Чтение онлайн

ЖАНРЫ

Ада, или Радости страсти. Семейная хроника
Шрифт:

Существуют люди, умеющие сложить дорожную карту. Автор этих строк не из их числа.

Полагаю, стоит именно здесь сказать кое-что о моем отношении к «относительности». Оно далеко не сочувственно. То, что многие космогонисты склонны принимать за объективную истину, на деле представляет собой гордо изображающий истину врожденный порок математики. Тело изумленного человека, движущегося в Пространстве, сжимается в направлении движения и катастрофически усыхает по мере приближения скорости к пределу, за которым, по увереньям увертливой формулы, и вовсе нет никаких скоростей. Такова его злая судьба – его, но не моя, поскольку я отвергаю все эти россказни о замедляющих ход часах. Время, требующее для правильного его восприятия чрезвычайной чистоты сознания, является самым рациональным из элементов существования, и мой разум чувствует себя оскорбленным подобными взлетами технической фантастики. Одно особенно фарсовое следствие, выведенное (по-моему, Энгельвейном) из теории относительности, – и при правильном выводе способное ее уничтожить, – сводится к тому, что галактонавт и его домашняя живность, шустро проехавшись по скоростным курортам Пространства, возвратятся к себе, став намного моложе, чем если б они просидели все это время дома. Вообразите, как они вываливаются из своего космоковчега – вроде тех омоложенных спортивными костюмами «Львов», что вытекают из громадного заказного автобуса, который, мерзко мигая, замер перед нетерпеливым «Седаном» и именно там, где шоссе съежилось, чтобы протиснуться сквозь узкую горную деревушку.
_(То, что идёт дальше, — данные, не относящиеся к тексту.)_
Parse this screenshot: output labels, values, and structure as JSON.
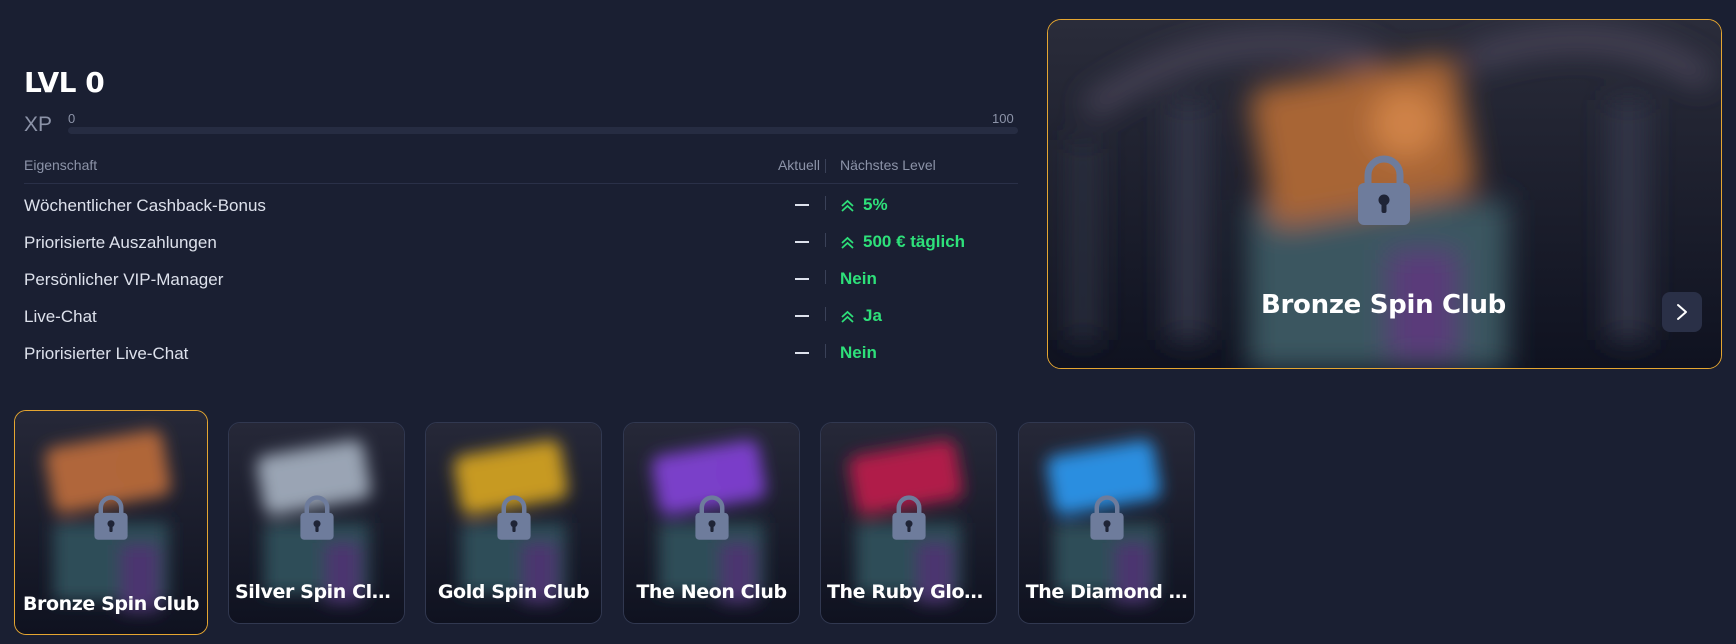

Воспринимаемые события можно считать одновременными, когда они обнимаются одним усилием восприятия; точно так же (вероломное

уподобление, неустранимая помеха!), как человек способен зрительно овладеть каким-то куском пространства – скажем, вермильоновым кольцом с игрушечным автомобильчиком (вид спереди) в его белой сердцевинке, защищающим проулок, в который я тем не менее свернул одним гневным coup de volant. Я знаю, релятивисты, обремененные их «световыми сигналами» и «путешествующими часами», пытаются истребить идею одновременности на космической шкале, однако представим ладонь великана, большой палец которой лежит на одной звезде, а мизинец на другой, – не касается ли он обеих одновременно, – или осязательные совпадения морочат нас еще сильнее, чем зрительные? Пожалуй, самое лучшее – развернуться в этом проулке и возвратиться назад.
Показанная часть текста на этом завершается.